The book, released by the International Institute for Strategic Studies at the annual Shangri-La Dialogue, recalled the murder of three Chinese nationals in May 2004 while they were working on the port project.
Contractor China Harbour Engineering completed the first phase of the project but left during the second stage for security reasons. China's Kingho Group was also forced to cancel an ambitious coal mining project in Pakistan for the same reason.
Chinese oil-tanker drivers delivering fuel to the Saindak mine in the Chaghai hills were being attacked and kidnapped as early as this year, they said. "Such insecurity – and such risks for Chinese engineers and workers – has kept other projects in Pakistan on the drawing board," wrote Washington-based Parello-Plesner and Beijing-based Duchatel in the 160-page book.
Citing security concerns, "very little has happened to advance the corridor project" of linking Gwadar to Kashgar, the capital of Xinjiang region, which was to create a new strategic axis in west Asia, the book said on the strategic USD 46 billion China-Pakistan Economic Corridor (CPEC) which passes through the Pakistan-occupied Kashmir.
Much more re-affirmation of the projects between the two countries have taken place, but the links between southwestern Pakistan to Xinjiang are still on the drawing board; although China has been funding for improvements of roads along the Karakoram Highway from Kashgar to almost Islamabad.
China may be more willing today than it was before to support economic cooperation with Pakistan, especially given the enormous political support in Beijing for a 'New Silk Road' through the region and the follow on USD40 billion pledged in April.
"That does not mean, however, that security concerns have evaporated," said the authors. Pakistan in February announced that a special military unit was being trained to protect Chinese experts working on the China-Pakistan economic corridor.
"In addition to government contacts, our earlier research has shown that China has had close exchanges with opposition parties, some of them Islamist, believing this could have a positive impact on the security of its nationals in Pakistan," they wrote.

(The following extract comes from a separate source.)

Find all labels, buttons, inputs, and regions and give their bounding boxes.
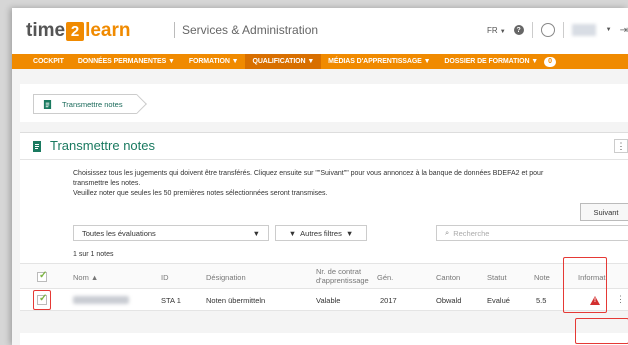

"In the long-term, the aim is to sustain a united, pro-Chinese front among the Pakistani elite through the Chinese embassy in Islamabad and the International Liaison Department of the ruling Communist Party.
"In 2009 and 2010, for instances, Beijing hosted representatives of Jamaat-e-Islami and Jamiat Ulema-e-Islam (JUI), two political parties with known links to fighters in Afghanistan, and in the case of JUI, with the Afghan and Pakistani Taliban," the authors wrote.